Rossouw’s team reduced Booking Holdings, Moody’s, S&P Global, Check Point, VeriSign and Philip Morris, and exited Nestlé in July.
It added or initiated in ICON, Marsh & McLennan in February, Align, London Stock Exchange and LVMH in July (see graph below).

Rossouw said the pattern reflected recycling from stocks after strong multi-year runs into businesses ‘in the middle – or even the bottom – of their performance cycles.
This did not mean buying ‘cheap, unloved nasties’. The aim was to own businesses with resilient cash generation at points in their business cycle where earnings compounding could do more of the work, and reliance on a higher valuation multiple could do less.
Rossouw also described how the holdings were spread by performance drivers rather than by a single theme. The team grouped businesses as defensive, durable and dynamic.

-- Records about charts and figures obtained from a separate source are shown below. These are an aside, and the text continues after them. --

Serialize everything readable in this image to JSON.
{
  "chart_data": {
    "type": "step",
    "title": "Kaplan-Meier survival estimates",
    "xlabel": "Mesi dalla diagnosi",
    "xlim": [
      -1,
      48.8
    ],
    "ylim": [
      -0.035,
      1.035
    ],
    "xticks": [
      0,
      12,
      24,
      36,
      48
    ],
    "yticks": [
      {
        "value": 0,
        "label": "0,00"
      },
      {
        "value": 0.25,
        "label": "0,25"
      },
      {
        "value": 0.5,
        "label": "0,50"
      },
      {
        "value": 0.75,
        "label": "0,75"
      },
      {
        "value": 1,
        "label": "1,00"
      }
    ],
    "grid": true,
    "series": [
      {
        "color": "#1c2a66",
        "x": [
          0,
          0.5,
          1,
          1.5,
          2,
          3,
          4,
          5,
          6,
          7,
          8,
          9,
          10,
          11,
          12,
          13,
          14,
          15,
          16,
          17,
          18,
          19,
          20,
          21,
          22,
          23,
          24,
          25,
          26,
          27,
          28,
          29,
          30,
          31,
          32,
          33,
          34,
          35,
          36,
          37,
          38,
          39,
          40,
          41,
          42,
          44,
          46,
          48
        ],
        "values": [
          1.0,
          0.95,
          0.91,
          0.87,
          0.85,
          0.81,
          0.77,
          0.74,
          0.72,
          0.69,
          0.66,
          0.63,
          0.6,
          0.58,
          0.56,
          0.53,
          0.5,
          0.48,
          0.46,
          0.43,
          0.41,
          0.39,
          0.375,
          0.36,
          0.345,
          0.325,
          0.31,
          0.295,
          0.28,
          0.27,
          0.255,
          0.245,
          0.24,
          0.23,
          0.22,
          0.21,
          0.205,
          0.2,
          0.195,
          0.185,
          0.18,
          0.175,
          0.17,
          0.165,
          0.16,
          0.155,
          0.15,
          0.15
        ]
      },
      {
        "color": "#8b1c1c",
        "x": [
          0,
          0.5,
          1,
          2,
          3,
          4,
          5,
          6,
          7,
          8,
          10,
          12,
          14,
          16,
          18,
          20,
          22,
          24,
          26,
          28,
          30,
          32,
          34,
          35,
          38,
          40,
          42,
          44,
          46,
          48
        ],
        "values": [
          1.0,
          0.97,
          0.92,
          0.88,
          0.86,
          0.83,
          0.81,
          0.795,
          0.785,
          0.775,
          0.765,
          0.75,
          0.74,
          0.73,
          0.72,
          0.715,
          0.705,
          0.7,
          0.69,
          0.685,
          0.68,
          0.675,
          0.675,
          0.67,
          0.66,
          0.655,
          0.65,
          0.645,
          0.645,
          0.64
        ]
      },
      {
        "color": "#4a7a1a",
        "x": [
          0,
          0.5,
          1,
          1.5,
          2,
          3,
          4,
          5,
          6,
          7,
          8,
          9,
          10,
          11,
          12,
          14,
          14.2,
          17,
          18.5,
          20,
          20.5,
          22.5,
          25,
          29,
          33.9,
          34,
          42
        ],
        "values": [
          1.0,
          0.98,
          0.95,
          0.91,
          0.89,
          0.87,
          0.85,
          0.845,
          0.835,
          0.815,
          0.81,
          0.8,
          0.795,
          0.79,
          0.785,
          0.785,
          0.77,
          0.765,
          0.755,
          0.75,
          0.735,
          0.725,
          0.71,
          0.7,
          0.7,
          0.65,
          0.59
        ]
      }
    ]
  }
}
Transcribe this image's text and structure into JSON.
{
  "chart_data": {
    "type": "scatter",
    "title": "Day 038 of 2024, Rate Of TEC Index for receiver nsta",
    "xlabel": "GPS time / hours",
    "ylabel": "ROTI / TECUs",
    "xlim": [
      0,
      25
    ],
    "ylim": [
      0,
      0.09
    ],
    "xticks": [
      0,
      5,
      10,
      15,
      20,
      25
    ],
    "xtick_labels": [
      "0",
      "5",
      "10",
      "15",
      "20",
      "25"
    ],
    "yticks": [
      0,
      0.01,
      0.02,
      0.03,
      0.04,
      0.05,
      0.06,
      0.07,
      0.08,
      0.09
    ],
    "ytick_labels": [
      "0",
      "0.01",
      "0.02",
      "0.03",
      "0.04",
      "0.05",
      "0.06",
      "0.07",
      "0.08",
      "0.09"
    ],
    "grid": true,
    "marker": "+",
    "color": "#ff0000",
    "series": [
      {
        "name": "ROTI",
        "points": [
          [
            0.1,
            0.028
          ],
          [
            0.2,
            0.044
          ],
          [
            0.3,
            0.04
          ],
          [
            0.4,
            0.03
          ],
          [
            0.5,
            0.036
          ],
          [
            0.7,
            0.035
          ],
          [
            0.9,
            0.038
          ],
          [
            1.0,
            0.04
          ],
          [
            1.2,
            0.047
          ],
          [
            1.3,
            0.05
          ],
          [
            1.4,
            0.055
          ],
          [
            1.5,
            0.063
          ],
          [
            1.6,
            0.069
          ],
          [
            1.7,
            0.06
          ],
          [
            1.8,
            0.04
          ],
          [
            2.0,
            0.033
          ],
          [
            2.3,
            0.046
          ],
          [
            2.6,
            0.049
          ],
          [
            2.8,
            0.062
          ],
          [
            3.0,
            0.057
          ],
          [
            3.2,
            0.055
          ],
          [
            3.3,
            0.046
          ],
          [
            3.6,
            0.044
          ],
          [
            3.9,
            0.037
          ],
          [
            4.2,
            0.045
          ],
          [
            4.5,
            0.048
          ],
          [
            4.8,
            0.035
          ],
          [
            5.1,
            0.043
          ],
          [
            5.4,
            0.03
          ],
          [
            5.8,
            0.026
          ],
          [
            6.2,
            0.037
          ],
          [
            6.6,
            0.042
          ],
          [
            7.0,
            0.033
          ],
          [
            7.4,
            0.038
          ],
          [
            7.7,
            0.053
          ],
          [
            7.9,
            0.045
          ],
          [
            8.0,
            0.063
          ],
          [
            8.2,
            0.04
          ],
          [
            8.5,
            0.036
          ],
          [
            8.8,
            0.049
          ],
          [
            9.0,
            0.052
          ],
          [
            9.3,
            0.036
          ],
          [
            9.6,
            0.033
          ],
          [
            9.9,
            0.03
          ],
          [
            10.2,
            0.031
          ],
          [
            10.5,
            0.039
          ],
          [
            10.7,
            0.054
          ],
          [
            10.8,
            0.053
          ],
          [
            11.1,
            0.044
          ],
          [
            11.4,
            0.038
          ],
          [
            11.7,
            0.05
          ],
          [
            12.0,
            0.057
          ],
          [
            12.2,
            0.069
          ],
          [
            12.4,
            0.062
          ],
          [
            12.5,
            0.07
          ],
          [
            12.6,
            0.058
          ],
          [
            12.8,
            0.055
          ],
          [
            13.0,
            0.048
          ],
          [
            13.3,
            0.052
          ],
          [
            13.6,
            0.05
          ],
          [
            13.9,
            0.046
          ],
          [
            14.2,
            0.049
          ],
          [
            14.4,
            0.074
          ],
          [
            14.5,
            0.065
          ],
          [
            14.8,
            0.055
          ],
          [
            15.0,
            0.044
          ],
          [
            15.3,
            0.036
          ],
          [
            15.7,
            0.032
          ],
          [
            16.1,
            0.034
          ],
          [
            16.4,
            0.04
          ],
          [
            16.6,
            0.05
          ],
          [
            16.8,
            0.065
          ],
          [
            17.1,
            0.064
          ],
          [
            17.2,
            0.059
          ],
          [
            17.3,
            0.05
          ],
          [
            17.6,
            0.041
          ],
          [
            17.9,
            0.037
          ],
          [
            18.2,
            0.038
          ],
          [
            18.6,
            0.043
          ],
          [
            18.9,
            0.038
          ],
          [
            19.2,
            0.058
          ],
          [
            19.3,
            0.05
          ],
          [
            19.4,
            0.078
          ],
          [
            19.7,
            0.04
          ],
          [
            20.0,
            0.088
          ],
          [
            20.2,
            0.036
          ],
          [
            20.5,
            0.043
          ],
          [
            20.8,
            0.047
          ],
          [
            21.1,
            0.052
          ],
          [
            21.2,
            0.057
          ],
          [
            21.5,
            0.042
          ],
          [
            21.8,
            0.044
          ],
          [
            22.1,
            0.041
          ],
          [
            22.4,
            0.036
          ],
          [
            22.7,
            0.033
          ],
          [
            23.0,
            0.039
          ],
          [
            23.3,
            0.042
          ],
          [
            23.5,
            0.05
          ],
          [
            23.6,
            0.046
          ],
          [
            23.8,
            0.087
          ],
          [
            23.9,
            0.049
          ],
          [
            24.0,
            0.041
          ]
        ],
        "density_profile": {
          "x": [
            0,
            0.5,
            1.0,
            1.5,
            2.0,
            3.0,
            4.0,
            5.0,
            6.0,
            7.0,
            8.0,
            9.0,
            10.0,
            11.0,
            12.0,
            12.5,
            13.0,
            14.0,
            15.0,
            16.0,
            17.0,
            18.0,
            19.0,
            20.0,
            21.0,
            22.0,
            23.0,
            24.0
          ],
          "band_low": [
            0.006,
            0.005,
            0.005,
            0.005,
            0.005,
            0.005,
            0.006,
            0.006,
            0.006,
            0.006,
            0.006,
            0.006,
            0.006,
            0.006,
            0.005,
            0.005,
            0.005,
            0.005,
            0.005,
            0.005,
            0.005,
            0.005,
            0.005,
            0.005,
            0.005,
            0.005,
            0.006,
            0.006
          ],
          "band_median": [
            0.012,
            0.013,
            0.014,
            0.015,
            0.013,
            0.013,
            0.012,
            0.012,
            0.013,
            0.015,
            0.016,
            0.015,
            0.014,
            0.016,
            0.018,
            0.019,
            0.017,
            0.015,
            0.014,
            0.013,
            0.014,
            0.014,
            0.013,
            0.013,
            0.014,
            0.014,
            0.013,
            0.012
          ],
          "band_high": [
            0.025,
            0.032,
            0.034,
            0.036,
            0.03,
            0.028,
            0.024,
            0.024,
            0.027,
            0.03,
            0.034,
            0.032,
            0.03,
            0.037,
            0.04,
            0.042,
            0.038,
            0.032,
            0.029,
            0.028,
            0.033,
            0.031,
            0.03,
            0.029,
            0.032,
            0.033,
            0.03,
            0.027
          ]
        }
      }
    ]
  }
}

Defensive names tended to grow free cash flow in the mid- to high single digits. Durable names tended to grow in the low double digits. Dynamic names tended to grow in the mid-teens.
These bands referred to five-year free-cash-flow compound growth rates. The intention was not to predict which bucket would lead. Instead, it was to avoid a lineup where all holdings were at peak expectations at the same time.
His comments on reflexivity in the AI sector extended to parts of the semiconductor and AI supply chain (see figure below).

Rossouw referred to an ‘exotic’ web of deals that ‘only work if stock prices keep on going up’. Reflexivity here meant price action influenced funding capacity and vice versa.
Where that dependence persisted, the question became whether earnings would meet the implied returns on capital. In that setting, he said, cutting market sensitivity and insisting on free-cashflow compounding was policy.
The Ninety One Global Franchise fund delivered strong double-digit returns in dollars across one, three and five years, ahead of quality peers; 10-year portfolio earnings compounding of 10% versus the market’s 7%; a forward portfolio earnings growth projection of 12.3% a year; and relative valuation described as the most attractive since 2016, with cashflow multiples below the market.